Ao alterar a Lei 9.249/95, a medida limita a dedução, para efeito de apuração do lucro real das pessoas jurídicas, dos juros incidentes sobre o capital próprio. Até a edição da medida, os juros sobre o capital próprio eram calculados com base na variação da Taxa de Juros de Longo Prazo (TJLP).

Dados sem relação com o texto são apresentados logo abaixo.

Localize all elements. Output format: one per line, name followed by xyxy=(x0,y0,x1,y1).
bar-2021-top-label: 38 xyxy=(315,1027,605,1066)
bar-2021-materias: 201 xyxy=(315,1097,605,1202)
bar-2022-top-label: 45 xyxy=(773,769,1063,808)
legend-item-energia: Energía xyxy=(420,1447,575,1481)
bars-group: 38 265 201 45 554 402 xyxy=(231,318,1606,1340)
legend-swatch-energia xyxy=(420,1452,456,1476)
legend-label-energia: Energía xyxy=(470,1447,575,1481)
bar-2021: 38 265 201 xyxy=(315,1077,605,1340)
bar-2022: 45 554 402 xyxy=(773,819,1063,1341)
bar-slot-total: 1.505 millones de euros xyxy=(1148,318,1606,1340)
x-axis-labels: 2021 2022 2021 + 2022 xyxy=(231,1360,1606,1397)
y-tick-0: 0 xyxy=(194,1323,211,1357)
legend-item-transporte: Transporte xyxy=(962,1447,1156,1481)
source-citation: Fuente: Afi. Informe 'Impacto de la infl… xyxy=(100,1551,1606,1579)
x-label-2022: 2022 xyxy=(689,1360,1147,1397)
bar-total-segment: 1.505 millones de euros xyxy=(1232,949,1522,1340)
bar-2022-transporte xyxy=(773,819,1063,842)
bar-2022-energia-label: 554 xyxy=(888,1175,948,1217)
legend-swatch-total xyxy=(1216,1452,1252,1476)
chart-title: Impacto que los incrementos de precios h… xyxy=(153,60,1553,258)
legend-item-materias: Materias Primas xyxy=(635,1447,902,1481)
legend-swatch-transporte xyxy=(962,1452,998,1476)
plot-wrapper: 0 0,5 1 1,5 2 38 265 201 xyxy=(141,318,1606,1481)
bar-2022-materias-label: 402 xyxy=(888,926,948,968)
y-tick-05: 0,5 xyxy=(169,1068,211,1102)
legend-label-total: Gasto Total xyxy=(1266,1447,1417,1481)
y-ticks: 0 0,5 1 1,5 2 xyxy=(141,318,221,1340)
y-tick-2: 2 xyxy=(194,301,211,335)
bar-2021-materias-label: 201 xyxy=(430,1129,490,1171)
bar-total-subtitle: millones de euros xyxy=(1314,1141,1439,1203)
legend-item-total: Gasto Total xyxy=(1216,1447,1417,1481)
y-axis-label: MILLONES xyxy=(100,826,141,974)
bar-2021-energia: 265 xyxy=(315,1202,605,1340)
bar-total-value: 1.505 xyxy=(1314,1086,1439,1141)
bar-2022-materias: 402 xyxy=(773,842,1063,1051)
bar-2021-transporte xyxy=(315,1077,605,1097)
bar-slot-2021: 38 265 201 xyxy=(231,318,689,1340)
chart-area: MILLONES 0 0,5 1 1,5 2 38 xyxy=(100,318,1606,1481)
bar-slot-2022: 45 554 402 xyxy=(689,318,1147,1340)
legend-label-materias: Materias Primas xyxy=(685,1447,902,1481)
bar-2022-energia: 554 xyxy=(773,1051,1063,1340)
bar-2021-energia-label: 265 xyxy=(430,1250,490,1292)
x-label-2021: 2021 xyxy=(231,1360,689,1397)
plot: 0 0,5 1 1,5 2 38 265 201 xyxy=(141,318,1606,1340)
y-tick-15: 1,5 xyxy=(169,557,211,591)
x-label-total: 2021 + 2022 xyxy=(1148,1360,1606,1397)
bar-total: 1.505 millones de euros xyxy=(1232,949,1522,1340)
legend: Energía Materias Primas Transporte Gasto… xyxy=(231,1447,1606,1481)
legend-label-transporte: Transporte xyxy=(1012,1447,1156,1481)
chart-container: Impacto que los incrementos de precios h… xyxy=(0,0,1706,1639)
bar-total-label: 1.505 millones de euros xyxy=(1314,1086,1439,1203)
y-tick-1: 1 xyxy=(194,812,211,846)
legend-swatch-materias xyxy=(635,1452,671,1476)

Com a MP, os juros continuarão a ser apurados com base na TJLP, desde que sua variação não exceda o limite de 5% ao ano.
 
Além disso, os juros, para efeito da incidência de imposto de renda retido na fonte, sobem de 15% para 18%.
 
Já a alteração na Lei 10.865/04 eleva as alíquotas da contribuição para o PIS/Pasep-Importação de 0,54% para 1,11%; e da Contribuição para o Financiamento da Seguridade Social-Importação (Cofins-Importação), de 2,46% para 5,02%.
 
Essas contribuições incidem sobre as operações de importação de etano, butano e propano, destinados à produção de eteno e propeno, de nafta petroquímica e condensado para as centrais petroquímicas e de eteno, propeno, buteno, butadieno, orto-xileno, benzeno, tolueno, isopreno e paraxileno.
 
A alteração da Lei 11.196/05 suspende vários benefícios fiscais: exclui do lucro líquido, para efeito da determinação do lucro real e da base de cálculo da Contribuição Social sobre o Lucro Líquido (CSLL), até 60% dos investimentos com pesquisa tecnológica e com o desenvolvimento de inovação tecnológica.
 
Também serão excluídos do lucro líquido, para efeito da apuração da base de cálculo da CSLL, os gastos em projeto de pesquisa científica e tecnológica, assim como de inovação tecnológica, executado por Instituição Científica e Tecnológica (ICT).
 
Petroquímica
As mudanças no pagamento do PIS/Pasep-Importação e da Cofins-Importação valem para as empresas petroquímicas incluídas no Regime Especial da Indústria Química (Reiq) que importem ou adquiram, no mercado interno, a nafta petroquímica, o etano, o propano, o butano, o condensado e as correntes gasosas de refinaria (HLR).
 
O regime especial também beneficia as indústrias petroquímicas que usam como insumo oeteno, o propeno, o buteno, o butadieno, o ortoxileno, o benzeno, o tolueno, o isopropeno e o paraxileno.
 
O deputado Davidson Magalhães (PCdoB-BA) cobrou do relator a manutenção de benefícios reivindicados pelas empresas do setor. “Não foi possível atender todos os pedidos, mas conseguimos chegar a um meio termo em relação à proposta original”, disse Romero Jucá.
 
Tramitação
Se aprovada na comissão mista, a MP 694 segue para votação nos plenários da Câmara dos Deputados e do Senado.
 
A comissão se reúne às 9h30, no plenário 6 da ala Senador Nilo Coelho, no Senado.